The Hon. Mark Vaile, MP
The Hon. Mark Vaile, MP
DEPUTY PRIME MINISTER, AUSTRALIA
MINISTER FOR TRADE
LEADER OF THE NATIONALS

Joint Statement with The Hon. Ian Macfarlane, Minister for Industry, Tourism and Resources

Friday, 3 February 2006

Government Slashes the Red Tape on Exports to New Zealand

The Australian and New Zealand governments will further liberalise trade across the Tasman, in an agreement that will greatly benefit Australian manufacturers.

The Deputy Prime Minister of Australia, Mark Vaile, and the Australian Minister for Industry, Tourism and Resources, Ian Macfarlane, announced the new agreement today. It will simplify the rules of origin that apply to exports between Australia and New Zealand.

“Australia and New Zealand have one of the world’s most successful free trade agreements, the Closer Economic Relations (CER) agreement. It has dramatically increased the amount of trade and investment between our two countries, and we’re going making it work even better. It’s great news for Australian manufacturers and exporters,” Mr Vaile said.

Under the CER agreement, Australian companies can export their products to New Zealand without paying customs duty, as long as those products meet specific rules of origin. The rules of origin are important, because they ensure that the products actually come from Australia or New Zealand and not somewhere else.

Mr Macfarlane said the existing rules were based on what was known as the factory cost method.

“At the moment, a product is covered by the CER agreement as long as the last process involved in manufacturing it took place in Australia or New Zealand, and as long as that process incurred at least 50 per cent of the product’s factory cost,” Mr Macfarlane said.

“The factory cost method is complex and involves too much red tape, because companies have to make sure they don’t accidentally break the 50 per cent rule.

“Australia and New Zealand have now agreed to adopt new rules of origin, based on the tariff classification system. Under the new rules, a product will generally be covered by the CER agreement as long as the manufacturing process in Australia or New Zealand involves a specified change in its classification under the tariff system.

“The agreement will slash red tape for Australian exporters and will increase the number of companies that can import their products into New Zealand without paying customs duty,” he said.

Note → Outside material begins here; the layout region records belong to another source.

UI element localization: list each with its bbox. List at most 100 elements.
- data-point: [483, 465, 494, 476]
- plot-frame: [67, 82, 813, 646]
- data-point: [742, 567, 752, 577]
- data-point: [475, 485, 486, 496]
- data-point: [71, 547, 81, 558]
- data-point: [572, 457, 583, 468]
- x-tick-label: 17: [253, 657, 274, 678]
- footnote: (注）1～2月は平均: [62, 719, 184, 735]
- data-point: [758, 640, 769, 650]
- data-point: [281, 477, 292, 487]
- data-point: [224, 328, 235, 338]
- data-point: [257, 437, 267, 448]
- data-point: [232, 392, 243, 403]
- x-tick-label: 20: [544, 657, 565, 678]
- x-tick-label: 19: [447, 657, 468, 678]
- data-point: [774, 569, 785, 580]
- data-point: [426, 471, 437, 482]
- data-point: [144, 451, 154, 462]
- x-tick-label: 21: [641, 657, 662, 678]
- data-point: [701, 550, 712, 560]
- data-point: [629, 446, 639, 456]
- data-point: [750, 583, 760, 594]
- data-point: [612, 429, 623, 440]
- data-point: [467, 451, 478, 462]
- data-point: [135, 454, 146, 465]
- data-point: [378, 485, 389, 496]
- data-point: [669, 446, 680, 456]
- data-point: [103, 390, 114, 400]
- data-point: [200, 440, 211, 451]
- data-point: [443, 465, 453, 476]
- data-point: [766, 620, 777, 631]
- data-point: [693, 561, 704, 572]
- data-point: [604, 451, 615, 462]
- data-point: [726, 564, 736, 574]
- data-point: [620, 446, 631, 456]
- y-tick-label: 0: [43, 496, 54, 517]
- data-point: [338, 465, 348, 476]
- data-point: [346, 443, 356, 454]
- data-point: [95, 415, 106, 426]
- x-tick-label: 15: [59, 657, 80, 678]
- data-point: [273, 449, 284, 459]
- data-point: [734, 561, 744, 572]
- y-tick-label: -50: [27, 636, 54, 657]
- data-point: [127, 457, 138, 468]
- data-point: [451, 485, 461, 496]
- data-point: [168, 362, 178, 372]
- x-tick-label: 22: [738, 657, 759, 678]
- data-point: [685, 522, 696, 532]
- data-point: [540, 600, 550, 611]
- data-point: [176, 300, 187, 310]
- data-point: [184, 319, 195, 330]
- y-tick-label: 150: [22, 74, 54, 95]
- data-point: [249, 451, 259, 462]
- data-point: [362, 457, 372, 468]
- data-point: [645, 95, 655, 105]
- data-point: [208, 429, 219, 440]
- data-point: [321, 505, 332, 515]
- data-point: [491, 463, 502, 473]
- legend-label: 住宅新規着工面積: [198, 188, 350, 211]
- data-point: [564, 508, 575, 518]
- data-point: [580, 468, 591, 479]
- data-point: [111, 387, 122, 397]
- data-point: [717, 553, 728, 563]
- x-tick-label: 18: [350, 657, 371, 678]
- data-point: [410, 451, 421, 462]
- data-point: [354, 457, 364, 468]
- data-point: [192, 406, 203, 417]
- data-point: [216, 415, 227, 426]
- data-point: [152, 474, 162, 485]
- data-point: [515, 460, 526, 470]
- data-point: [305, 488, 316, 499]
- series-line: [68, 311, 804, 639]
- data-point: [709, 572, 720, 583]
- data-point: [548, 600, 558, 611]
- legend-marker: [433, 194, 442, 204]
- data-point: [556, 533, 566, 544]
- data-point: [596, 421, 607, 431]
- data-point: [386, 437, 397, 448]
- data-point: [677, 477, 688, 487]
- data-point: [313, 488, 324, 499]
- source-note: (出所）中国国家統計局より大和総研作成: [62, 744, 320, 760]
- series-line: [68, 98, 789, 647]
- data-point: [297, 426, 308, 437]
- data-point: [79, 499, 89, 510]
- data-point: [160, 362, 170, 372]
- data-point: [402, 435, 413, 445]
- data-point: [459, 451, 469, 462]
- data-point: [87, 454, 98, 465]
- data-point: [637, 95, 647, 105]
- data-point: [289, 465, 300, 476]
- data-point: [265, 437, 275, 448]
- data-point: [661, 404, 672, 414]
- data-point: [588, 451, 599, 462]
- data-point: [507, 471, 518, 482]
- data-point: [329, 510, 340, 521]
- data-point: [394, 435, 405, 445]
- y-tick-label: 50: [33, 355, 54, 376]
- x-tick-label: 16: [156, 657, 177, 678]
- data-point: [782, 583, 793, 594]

It is anticipated that the new rules will come into effect on 1 January 2007. An example of how they will benefit exporters is attached.

Media contacts: Richard Forbes (02) 6277 7420 - Kirsty Boazman  (02) 6277 7580

The New Rules of Origin in Action: Fire Trucks

Fire trucks are a specialty vehicle that are classified under tariff heading 8705. Their production requires special chassis and parts. Some of those parts, such as engines and transmission trains, are not made in Australia or New Zealand.

In the past, Australian companies have had difficulty meeting the requirements of the old CER rules of origin due to the high cost of the imported parts. The parts ended up costing more than half the factory cost of the vehicle.

Under the new CER rules of origin, a fire truck is covered by the agreement if the manufacturing process in Australia or New Zealand results in: A change to tariff heading 8705 from any other heading.

Engines, transmissions and other parts such as water pumps are classified under other headings. The process of building a fire truck, however, results in it being classified under heading 8705, so it will meet the new rules of origin.

As a result, Australian manufacturers will now be able to export fire trucks to New Zealand under the CER agreement and will not have to pay customs duty.